With the development of chemical analysis by transmission electron microscopy (TEM) and atom probe tomography (APT), it is now possible to experimentally access very small diffusion lengths and thus determine low-temperature diffusion coefficients using superlattices, which consist of stacking nanometric layers of different chemical compositions. We can even characterize the effect of irradiation on diffusion by performing ion irradiations, enabling us to simulate the changes caused by neutron irradiation without activating the materials. The aim of this thesis is to develop a methodology and characterize diffusion under and outside irradiation in a ternary system of interest (Ni-Cr-Fe), representative of the steels and high-entropy considered in the nuclear industry.
This thesis is an opportunity to work with cutting-edge experimental techniques, in close collaboration with a team of theoretician in the same department, as well as with teams specializing in the development of superlattices at UTBM in Belfort and CINAM in Marseille.

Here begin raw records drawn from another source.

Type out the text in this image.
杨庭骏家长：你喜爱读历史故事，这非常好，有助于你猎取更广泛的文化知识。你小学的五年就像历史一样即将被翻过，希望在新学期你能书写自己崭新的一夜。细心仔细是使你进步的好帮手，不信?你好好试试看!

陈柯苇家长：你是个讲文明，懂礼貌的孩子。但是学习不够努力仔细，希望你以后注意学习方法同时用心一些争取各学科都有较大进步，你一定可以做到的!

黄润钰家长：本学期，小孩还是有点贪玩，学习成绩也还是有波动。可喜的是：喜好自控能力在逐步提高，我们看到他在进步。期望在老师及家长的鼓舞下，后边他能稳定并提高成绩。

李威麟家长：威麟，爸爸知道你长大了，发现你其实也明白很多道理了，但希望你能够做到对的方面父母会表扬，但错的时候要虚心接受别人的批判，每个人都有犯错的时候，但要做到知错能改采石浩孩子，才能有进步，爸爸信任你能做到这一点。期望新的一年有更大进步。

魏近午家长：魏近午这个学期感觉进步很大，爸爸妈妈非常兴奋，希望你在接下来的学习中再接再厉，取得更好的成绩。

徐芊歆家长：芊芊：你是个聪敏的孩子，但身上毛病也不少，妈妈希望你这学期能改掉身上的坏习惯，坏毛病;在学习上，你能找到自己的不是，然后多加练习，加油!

Deterministic neutron calculation of soluble-boron-free PWR-SMR reactors based on Artificial Intelligence
In response to climate challenges, the quest for clean and reliable energy focuses on the development of small modular reactors using pressurized water (PW-SMR), with a power range of 50 to 1000 MWth. These reactors aimed at decarbonizing electricity and heat production in the coming decade. Compared to currently operating reactors, their smaller size can simplify design by eliminating the need for soluble boron in the primary circuit water. Consequently, control primarily relies on the level of insertion of control rods, which disturb the spatial power distribution when control rods are inserted, implying that power peaks and reactivity are more difficult to manage than in a standard PWR piloted with soluble boron. Accurately estimating these parameters poses significant challenges in neutron modeling, particularly regarding the effects of the history of control rod insertion on the isotopic evolution of the fuel. A thesis completed in 2022 explored these effects using an analytical neutron model, but limitations persist as neutron absorbers movements are not the only phenomena influencing the neutron spectrum. The proposed thesis seeks to develop an alternative method that enhances robustness and further reduces the calculation biases. A sensitivity analysis will be conducted to identify key parameters, enabling the creation of a meta-model using artificial intelligence to correct biases in existing models. This work, conducted in collaboration with IRSN and CEA, will provide expertise in reactor physics, numerical simulations, and machine learning.